EU Australia Online - News & information from the capital of Europe direct to Australian businesses

Easter Story

  • April 10th, 2007
  • Posted by Emma Cillekens

st-gilles-reduced.jpg The Easter season just gone by brought with it a revival or at least reaffirmation of religious feelings in Europe – old traditions blending with the modern-day drive to turn it into just another a four-day holiday. Emma Cillekens, with some friends, discovered the Easter goings-on, in 2007.

Traditions came out, once more, for the season:

Churches were crowded for Easter Sunday services.

In Germany and Holland children and adults alike painted eggs and hung various Easter decorations from trees- not unlike Christmas decorations here in Australia.

In France they like to say the bells retire to Rome on Good Friday, but come back ringing on Easter Sunday.

In Greece and Romania the common theme was people bringing their Easter Sunday banquets to church, to be blessed by the priest.

And in Austria they decorated the houses with willow branches on Palm Sunday, because palms don’t grow there …..

Still, in the streets of most cities and towns, it would appear that business was much as usual for a weekend, markets, theatres, pubs and restaurants doing a good trade, with some general holiday feeling added.

For two Australian journalists working in Germany, it was a time to notice differences between Europe, and home..

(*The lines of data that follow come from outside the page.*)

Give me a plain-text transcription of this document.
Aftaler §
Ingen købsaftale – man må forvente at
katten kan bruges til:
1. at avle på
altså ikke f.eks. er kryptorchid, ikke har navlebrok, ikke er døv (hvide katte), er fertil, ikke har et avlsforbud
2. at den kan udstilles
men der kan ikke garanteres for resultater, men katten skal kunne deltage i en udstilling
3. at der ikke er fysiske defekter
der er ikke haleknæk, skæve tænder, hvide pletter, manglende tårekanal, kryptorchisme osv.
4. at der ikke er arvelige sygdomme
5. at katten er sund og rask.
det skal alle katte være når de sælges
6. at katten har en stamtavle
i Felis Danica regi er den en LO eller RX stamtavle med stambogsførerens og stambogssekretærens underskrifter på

Kate Hairsine, a freelancer from Perth, thinks there are quite a few.

“Germans are just insane about decorating their houses, decorating their stall, decorating their pubs… where for every different celebration throughout the year and Easter is no exception,” she says.

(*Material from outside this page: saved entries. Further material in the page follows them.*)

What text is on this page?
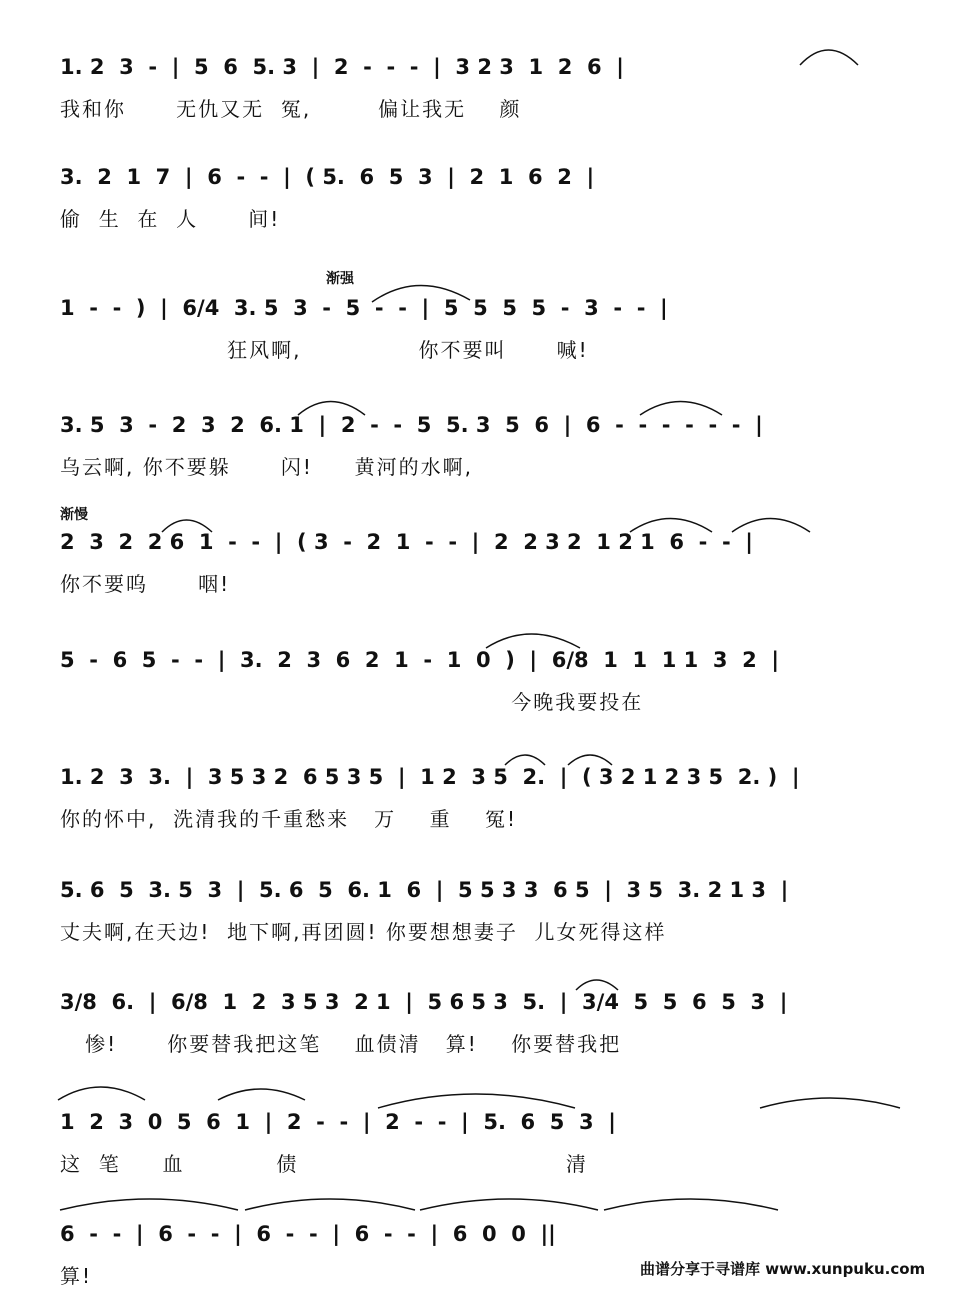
1. 2  3  -  |  5  6  5. 3  |  2  -  -  -  |  3 2 3  1  2  6  |
我和你      无仇又无  冤,        偏让我无    颜
3.  2  1  7  |  6  -  -  |  ( 5.  6  5  3  |  2  1  6  2  |
偷  生  在  人      间!
渐强
1  -  -  )  |  6/4  3. 5  3  -  5  -  -  |  5  5  5  5  -  3  -  -  |
狂风啊,              你不要叫      喊!
3. 5  3  -  2  3  2  6. 1  |  2  -  -  5  5. 3  5  6  |  6  -  -  -  -  -  -  |
乌云啊, 你不要躲      闪!     黄河的水啊,
渐慢
2  3  2  2 6  1  -  -  |  ( 3  -  2  1  -  -  |  2  2 3 2  1 2 1  6  -  -  |
你不要呜      咽!
5  -  6  5  -  -  |  3.  2  3  6  2  1  -  1  0  )  |  6/8  1  1  1 1  3  2  |
今晚我要投在
1. 2  3  3.  |  3 5 3 2  6 5 3 5  |  1 2  3 5  2.  |  ( 3 2 1 2 3 5  2. )  |
你的怀中,  洗清我的千重愁来   万    重    冤!
5. 6  5  3. 5  3  |  5. 6  5  6. 1  6  |  5 5 3 3  6 5  |  3 5  3. 2 1 3  |
丈夫啊,在天边!  地下啊,再团圆! 你要想想妻子  儿女死得这样
3/8  6.  |  6/8  1  2  3 5 3  2 1  |  5 6 5 3  5.  |  3/4  5  5  6  5  3  |
惨!      你要替我把这笔    血债清   算!    你要替我把
1  2  3  0  5  6  1  |  2  -  -  |  2  -  -  |  5.  6  5  3  |
这  笔     血           债                                清
6  -  -  |  6  -  -  |  6  -  -  |  6  -  -  |  6  0  0  ||
算!	曲谱分享于寻谱库 www.xunpuku.com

“In Australia of course Easter is the last big holidays you have before the summer disappears; so you go camping with your mates and drink lots of beer !!”

A Brisbane compatriot, Clare Atkinson, who works for Deutsche Welle radio at Bonn, notices a big focus on tradition.”Everyone really celebrates it as a festival.

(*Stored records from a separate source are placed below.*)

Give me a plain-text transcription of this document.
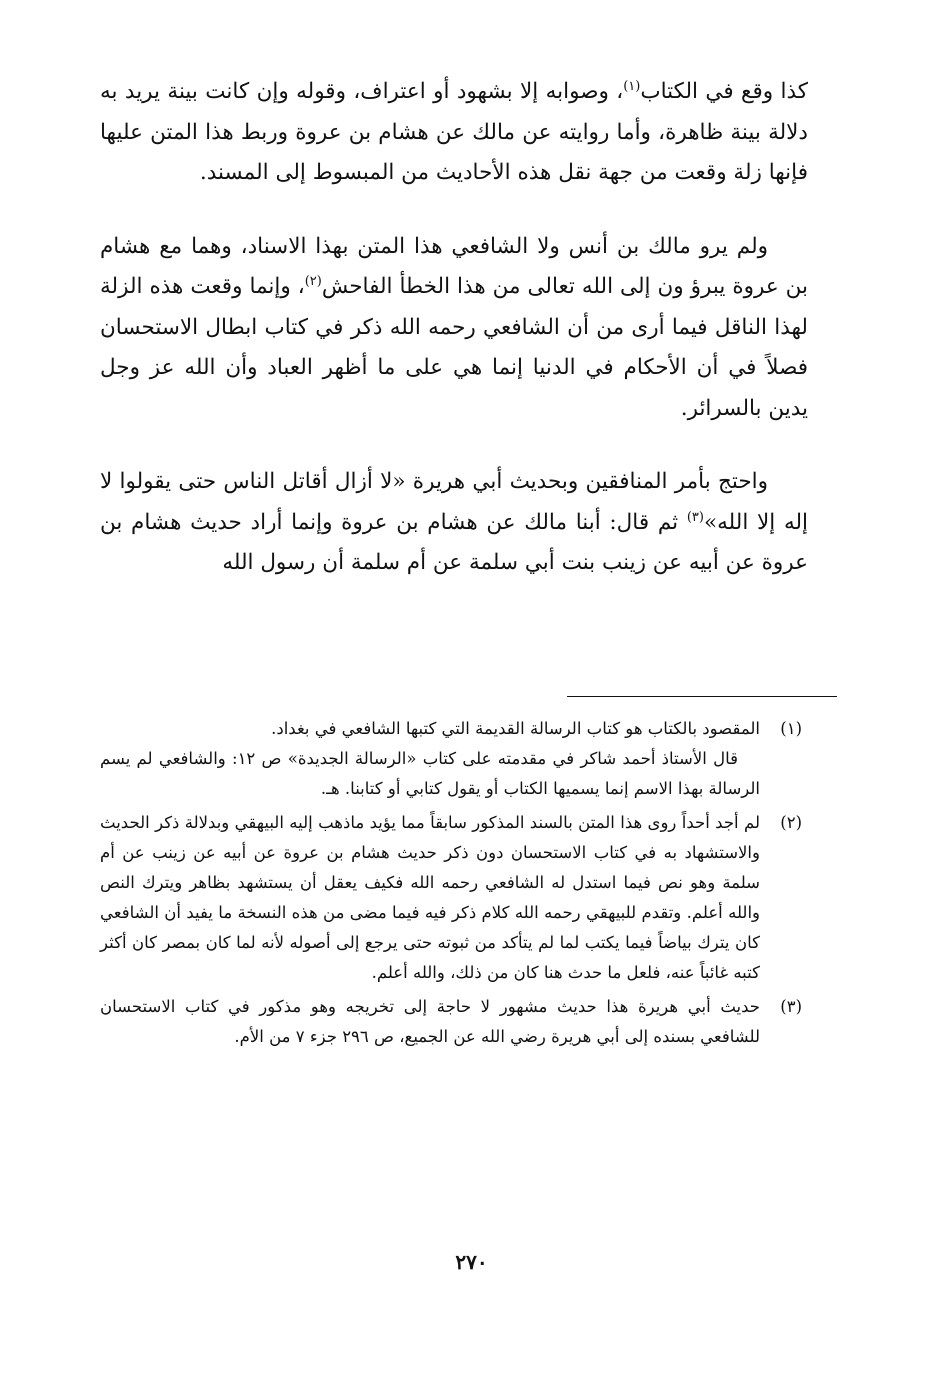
كذا وقع في الكتاب$^{(١)}$، وصوابه إلا بشهود أو اعتراف، وقوله وإن كانت بينة يريد به دلالة بينة ظاهرة، وأما روايته عن مالك عن هشام بن عروة وربط هذا المتن عليها فإنها زلة وقعت من جهة نقل هذه الأحاديث من المبسوط إلى المسند.

ولم يرو مالك بن أنس ولا الشافعي هذا المتن بهذا الاسناد، وهما مع هشام بن عروة يبرؤ ون إلى الله تعالى من هذا الخطأ الفاحش$^{(٢)}$، وإنما وقعت هذه الزلة لهذا الناقل فيما أرى من أن الشافعي رحمه الله ذكر في كتاب ابطال الاستحسان فصلاً في أن الأحكام في الدنيا إنما هي على ما أظهر العباد وأن الله عز وجل يدين بالسرائر.

واحتج بأمر المنافقين وبحديث أبي هريرة «لا أزال أقاتل الناس حتى يقولوا لا إله إلا الله»$^{(٣)}$ ثم قال: أبنا مالك عن هشام بن عروة وإنما أراد حديث هشام بن عروة عن أبيه عن زينب بنت أبي سلمة عن أم سلمة أن رسول الله

(١)

المقصود بالكتاب هو كتاب الرسالة القديمة التي كتبها الشافعي في بغداد.

قال الأستاذ أحمد شاكر في مقدمته على كتاب «الرسالة الجديدة» ص ١٢: والشافعي لم يسم الرسالة بهذا الاسم إنما يسميها الكتاب أو يقول كتابي أو كتابنا. هـ.

(٢)

لم أجد أحداً روى هذا المتن بالسند المذكور سابقاً مما يؤيد ماذهب إليه البيهقي وبدلالة ذكر الحديث والاستشهاد به في كتاب الاستحسان دون ذكر حديث هشام بن عروة عن أبيه عن زينب عن أم سلمة وهو نص فيما استدل له الشافعي رحمه الله فكيف يعقل أن يستشهد بظاهر ويترك النص والله أعلم. وتقدم للبيهقي رحمه الله كلام ذكر فيه فيما مضى من هذه النسخة ما يفيد أن الشافعي كان يترك بياضاً فيما يكتب لما لم يتأكد من ثبوته حتى يرجع إلى أصوله لأنه لما كان بمصر كان أكثر كتبه غائباً عنه، فلعل ما حدث هنا كان من ذلك، والله أعلم.

(٣)

حديث أبي هريرة هذا حديث مشهور لا حاجة إلى تخريجه وهو مذكور في كتاب الاستحسان للشافعي بسنده إلى أبي هريرة رضي الله عن الجميع، ص ٢٩٦ جزء ٧ من الأم.

٢٧٠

“You notice it with Christmas as well; there are still the traditional markets and people really get into it …
“Lent is very important here and people still observe that and give something up.. traditionally meat or some other thing… chocolate perhaps if they are going to have chocolate for Easter.”

Clare, incidentally, while loving the tradition and festivities of the European Easter, says there are some things she misses.

“Even though I’m in Germany and I’m surrounded by some of the best chocolate in the world… we’ve got Belgium right there and Switzerland right there; I still like a bit of Cadbury’s every now and then ”

Picture: St Gilles Catholic Church, in a strongly immigrant area of Brussels; the announcement of the Resurrection was in twenty languages.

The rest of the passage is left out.